Hoje, aos 23 anos, ela entende que a divulgação científica tem justamente esse papel: tornar a ciência acessível, despertar o interesse da sociedade e, principalmente, inspirar crianças que poderão se tornar cientistas no futuro.

Bacharelanda em dois cursos na Universidade Federal do ABC (UFABC), Neurociência e Ciência e Tecnologia, Alice Fernanda Mercado tem se aventurado também pelas Artes, fora dos laboratórios e das salas de aula. “Em 2024, desenvolvi a identidade visual do Laboratório de Eletrofisiologia da UFABC e bolei alguns produtos para serem vendidos pelo Centro Acadêmico, para aumentar o caixa”, relata. 

No Brasil, um dos principais eventos de divulgação científica é a Semana Nacional do Cérebro (SNC), uma campanha promovida pela Sociedade Brasileira de Neurociências e Comportamento (SBNeC) para compartilhar os avanços e benefícios do estudo do cérebro com o público.

A imagem mostra uma jovem sorridente de cabelos castanhos e longos, vestindo uma camiseta preta com um desenho de um cérebro e a palavra "NEUROCIÊNCIA" estampada. Ela também usa um crachá pendurado no pescoço. O fundo da imagem contém um painel colorido repleto de cartazes vibrantes, que fazem referência à neurociência e à Universidade Federal do ABC (UFABC).
A estudante Alice Fernanda Mercado, idealizadora da logo e tema da Semana Nacional do Cérebro de 2025 (Foto/Arquivo pessoal)

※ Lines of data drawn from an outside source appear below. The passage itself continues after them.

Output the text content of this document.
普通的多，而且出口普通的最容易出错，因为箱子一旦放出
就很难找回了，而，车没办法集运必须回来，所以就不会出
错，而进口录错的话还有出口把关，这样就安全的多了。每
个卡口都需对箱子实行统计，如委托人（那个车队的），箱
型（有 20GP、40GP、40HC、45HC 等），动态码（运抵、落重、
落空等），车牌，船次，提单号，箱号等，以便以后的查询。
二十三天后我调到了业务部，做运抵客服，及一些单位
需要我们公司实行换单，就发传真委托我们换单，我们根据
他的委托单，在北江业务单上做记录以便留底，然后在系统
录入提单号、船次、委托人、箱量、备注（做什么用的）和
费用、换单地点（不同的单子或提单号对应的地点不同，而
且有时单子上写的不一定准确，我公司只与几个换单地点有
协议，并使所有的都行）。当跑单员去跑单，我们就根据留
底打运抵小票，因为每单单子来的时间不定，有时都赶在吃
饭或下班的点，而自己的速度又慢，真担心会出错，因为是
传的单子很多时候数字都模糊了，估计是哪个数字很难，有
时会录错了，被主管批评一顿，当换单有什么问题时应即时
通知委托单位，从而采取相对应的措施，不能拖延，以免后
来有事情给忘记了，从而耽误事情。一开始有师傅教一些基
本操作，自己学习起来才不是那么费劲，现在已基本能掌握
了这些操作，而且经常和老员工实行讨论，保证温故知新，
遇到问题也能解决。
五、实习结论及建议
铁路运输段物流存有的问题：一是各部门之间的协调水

Quando a SBNeC lançou um concurso para escolher o tema e a logo da 14ª edição da Semana Nacional do Cérebro, Alice viu nessa oportunidade uma forma de expressar sua visão sobre a neurociência no Brasil e logo começou a desenvolver sua proposta. Ela então venceu o concurso, com o tema “Raízes: A Neurociência que Floresce em Terras Brasileiras”, acompanhado de uma logo que reflete essa ideia. 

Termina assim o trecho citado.